STRUCTURAL HEALTH MONITORING 2025

Under-floor impacts are a major cause of thermal-runaway in EV battery packs, yet existing metal or MEMS sensors are heavy, costly, and cover only limited areas, leaving significant portions of the battery unmonitored. We introduce an ultralight, flexible, screen-printed carbon-nanotube (CNT)/epoxy patch sensor that detects impacts through piezoresistive resistance shifts. Conductivity increases with CNT loading, but impact sensitivity peaks at an intermediate CNT fraction and smaller print diameters, defining an optimal window of CNT content, print passes, and sensor footprint. Mounted on a prismatic 8 kWh module, the patches detected impacts ranging from 5–20 J within 20 ms, showcasing over tenfold improvement in strain sensitivity compared to conventional sensors, with negligible added mass. Furthermore, these sensors offer exceptional flexibility and adaptability, enabling their application across various complex battery pack geometries.
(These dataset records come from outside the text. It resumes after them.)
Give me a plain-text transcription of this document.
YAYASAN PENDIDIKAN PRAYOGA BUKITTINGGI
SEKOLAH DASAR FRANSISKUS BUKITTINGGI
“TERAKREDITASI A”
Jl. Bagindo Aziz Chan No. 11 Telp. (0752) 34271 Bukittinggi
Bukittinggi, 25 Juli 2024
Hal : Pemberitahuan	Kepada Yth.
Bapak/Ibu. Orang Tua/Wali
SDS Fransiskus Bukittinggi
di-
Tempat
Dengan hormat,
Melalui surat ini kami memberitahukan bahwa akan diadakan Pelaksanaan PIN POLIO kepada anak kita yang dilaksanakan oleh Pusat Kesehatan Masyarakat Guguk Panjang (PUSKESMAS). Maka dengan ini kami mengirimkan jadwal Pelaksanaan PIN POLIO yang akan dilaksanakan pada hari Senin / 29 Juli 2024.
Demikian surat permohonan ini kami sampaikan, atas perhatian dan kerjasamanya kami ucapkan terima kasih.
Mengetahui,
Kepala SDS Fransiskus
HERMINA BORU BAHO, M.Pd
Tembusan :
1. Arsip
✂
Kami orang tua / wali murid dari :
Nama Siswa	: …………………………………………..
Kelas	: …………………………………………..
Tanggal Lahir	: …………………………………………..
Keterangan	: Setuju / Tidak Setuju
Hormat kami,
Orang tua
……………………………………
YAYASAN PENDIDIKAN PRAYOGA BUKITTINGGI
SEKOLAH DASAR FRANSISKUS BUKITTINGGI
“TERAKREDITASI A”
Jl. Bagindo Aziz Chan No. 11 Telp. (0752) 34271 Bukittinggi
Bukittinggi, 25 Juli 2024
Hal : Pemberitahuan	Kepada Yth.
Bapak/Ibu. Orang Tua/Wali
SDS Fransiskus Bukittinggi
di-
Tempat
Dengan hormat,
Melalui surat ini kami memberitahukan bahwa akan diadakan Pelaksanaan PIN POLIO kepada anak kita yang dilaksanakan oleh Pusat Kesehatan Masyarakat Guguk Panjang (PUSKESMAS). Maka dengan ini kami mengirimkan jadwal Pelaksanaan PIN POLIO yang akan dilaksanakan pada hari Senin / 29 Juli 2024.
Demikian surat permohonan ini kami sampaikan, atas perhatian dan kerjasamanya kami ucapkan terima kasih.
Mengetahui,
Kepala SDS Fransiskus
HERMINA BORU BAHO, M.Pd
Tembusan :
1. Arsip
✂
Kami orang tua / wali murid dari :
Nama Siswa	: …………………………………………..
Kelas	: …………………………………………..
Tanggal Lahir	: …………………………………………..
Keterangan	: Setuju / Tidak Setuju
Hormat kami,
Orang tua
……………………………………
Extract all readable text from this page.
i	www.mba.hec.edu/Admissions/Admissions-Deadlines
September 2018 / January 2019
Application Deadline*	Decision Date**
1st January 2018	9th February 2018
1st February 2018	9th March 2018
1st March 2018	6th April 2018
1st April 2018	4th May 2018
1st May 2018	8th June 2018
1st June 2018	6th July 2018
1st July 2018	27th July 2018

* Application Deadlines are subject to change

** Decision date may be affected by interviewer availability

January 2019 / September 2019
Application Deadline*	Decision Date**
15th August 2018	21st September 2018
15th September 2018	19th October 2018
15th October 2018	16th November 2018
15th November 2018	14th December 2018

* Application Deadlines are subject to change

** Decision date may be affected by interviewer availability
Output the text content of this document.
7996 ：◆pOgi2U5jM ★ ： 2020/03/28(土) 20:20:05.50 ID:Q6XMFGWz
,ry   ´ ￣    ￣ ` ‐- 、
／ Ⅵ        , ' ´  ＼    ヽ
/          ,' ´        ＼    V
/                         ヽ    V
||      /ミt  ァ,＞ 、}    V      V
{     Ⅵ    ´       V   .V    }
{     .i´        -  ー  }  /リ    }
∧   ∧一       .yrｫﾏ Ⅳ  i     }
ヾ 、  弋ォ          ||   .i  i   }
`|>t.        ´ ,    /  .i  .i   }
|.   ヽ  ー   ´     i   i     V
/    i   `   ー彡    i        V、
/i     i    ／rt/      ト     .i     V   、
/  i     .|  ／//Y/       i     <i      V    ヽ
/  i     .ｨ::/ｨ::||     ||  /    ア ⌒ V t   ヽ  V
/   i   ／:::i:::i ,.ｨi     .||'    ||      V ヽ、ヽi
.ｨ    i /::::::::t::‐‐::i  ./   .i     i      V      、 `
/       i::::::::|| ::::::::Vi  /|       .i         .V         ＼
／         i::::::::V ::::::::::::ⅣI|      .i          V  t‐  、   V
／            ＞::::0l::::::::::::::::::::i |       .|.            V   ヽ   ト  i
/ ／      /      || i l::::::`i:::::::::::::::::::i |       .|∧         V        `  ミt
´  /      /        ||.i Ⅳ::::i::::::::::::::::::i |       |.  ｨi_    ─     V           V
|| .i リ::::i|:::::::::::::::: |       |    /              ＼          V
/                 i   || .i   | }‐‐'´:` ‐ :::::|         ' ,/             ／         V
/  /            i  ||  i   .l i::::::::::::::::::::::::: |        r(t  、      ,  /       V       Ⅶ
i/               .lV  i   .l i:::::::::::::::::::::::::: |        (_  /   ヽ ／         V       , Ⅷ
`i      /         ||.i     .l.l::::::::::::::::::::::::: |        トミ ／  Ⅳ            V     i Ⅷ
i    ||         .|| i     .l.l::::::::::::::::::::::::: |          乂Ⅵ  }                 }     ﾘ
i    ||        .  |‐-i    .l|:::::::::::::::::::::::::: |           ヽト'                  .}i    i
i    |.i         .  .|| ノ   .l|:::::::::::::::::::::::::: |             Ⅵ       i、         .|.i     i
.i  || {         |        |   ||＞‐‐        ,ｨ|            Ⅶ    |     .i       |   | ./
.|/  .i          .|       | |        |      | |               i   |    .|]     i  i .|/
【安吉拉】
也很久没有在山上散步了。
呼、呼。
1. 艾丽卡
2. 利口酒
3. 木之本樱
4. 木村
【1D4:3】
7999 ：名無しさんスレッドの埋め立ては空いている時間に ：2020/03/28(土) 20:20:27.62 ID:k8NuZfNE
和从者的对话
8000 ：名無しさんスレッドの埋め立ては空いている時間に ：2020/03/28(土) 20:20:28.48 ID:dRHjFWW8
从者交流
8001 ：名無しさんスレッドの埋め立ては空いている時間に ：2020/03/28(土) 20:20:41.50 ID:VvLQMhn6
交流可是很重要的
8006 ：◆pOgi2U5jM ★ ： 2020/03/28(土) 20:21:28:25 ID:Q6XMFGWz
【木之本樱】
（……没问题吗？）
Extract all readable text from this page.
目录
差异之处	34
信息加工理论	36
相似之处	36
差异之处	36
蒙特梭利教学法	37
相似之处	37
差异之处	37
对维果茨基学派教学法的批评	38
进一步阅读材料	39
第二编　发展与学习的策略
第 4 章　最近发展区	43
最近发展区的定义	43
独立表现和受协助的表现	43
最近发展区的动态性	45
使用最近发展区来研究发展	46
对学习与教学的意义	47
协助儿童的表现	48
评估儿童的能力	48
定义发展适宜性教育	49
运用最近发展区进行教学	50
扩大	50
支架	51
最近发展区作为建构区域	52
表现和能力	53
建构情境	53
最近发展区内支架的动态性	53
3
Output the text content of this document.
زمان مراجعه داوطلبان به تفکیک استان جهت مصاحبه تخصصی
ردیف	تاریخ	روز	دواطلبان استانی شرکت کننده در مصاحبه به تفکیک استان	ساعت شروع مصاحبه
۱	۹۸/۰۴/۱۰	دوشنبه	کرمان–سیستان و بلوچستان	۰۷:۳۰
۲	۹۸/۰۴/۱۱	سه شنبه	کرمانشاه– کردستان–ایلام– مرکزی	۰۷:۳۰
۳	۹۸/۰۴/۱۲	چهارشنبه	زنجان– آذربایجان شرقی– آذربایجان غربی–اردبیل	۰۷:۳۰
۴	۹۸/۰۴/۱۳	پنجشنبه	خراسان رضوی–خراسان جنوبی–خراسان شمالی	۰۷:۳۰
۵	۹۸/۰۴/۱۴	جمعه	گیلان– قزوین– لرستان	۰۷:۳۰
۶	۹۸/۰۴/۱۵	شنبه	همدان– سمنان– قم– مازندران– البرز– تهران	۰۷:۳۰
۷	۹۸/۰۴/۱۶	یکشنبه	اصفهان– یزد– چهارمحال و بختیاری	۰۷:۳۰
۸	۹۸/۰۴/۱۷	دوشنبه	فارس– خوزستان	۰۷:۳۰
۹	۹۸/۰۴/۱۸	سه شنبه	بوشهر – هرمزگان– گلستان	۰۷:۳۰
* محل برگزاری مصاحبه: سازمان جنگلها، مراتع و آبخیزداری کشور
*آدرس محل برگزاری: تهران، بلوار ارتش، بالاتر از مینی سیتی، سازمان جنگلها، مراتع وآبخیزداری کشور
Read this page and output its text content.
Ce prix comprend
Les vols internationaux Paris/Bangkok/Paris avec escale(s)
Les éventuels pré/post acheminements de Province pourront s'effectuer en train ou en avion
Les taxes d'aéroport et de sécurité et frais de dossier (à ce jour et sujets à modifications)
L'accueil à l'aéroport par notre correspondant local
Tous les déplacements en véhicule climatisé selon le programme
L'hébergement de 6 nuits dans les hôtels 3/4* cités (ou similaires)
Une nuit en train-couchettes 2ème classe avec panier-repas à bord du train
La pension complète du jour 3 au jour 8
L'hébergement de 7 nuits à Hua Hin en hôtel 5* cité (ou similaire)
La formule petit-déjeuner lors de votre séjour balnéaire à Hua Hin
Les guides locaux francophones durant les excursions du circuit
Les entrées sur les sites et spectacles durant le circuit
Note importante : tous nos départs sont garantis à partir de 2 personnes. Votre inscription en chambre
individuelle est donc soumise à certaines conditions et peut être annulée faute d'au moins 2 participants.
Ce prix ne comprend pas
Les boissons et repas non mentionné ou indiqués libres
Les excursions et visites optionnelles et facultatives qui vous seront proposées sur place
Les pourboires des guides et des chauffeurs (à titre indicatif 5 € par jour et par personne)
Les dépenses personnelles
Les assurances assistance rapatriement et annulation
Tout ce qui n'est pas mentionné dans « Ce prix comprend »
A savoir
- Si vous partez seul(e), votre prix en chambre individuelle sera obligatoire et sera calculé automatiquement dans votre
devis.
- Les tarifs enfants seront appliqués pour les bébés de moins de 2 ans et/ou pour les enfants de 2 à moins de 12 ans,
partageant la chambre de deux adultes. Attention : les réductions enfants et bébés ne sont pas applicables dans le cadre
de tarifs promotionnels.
These results demonstrate a scalable, practical route to comprehensive pack-level impact monitoring. Ongoing research will extend detection capabilities to impacts below 5 J and integrate artificial intelligence (AI) algorithms for mapping resistance signals to impact energy, precise location, and damage severity, paving the way for self-reporting battery-management systems capable of proactively preventing catastrophic failures. This advancement significantly enhances the safety, reliability, and operational efficiency of electric vehicles, promoting broader adoption and consumer confidence in EV technologies.